The registration fee is $25 per day, or $80 for the entire symposium.

For more information, log on to summerinstitute.hcc.hawaii.edu, or contact Louise Yamamoto at 845-9122 or louise@hcc.hawaii.edu


Joyce Tsunoda, UH senior vice president and chancellor for the community colleges, said the university would be happy to host a center for the international, academic research-based movement.

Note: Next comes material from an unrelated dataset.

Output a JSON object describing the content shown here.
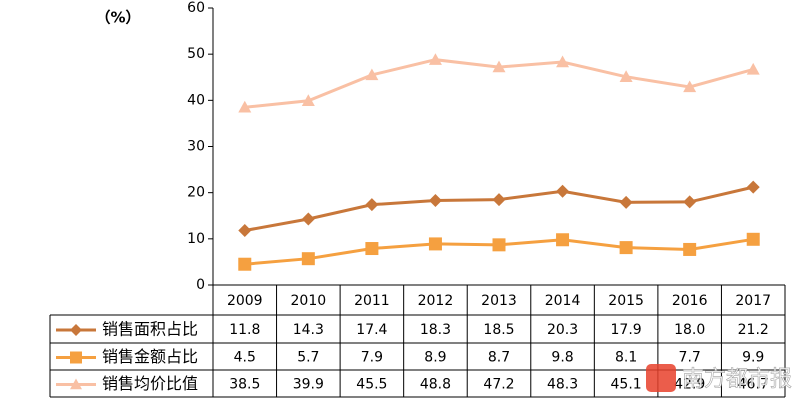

She is vice chairwoman of the U.S.-based Global Association for the Welfare of Children Inc., which will oversee a joint child-care research agreement between Aprica and UH.

The university, with ties to Asia and the mainland, could be the ideal location to launch the international movement.

"What better place than Hawaii to start a dialogue between East and West?" Tsunoda asked.

The university also has the academic support, with its medical and nursing schools, the Center on the Family, the College of Education, the early childhood-care program at Honolulu Community College, and even the College of Engineering.

Given Hawaii's diverse population, Tsunoda envisions a "living laboratory" where mothers and children of different cultures become sources of research on mother-child bonding.

"This is going to be the mecca, and the University of Hawaii is going to be right smack in the center," Tsunoda said.

Aprica has published Naito's child-rearing manual "Childcare: Nurturing the Heart" and set up a hot line for new mothers.

The movement has worldwide implications, Tsunoda said, as well as lofty goals. If it spreads internationally, a new generation of warmhearted adults could bring about world peace, she suggested.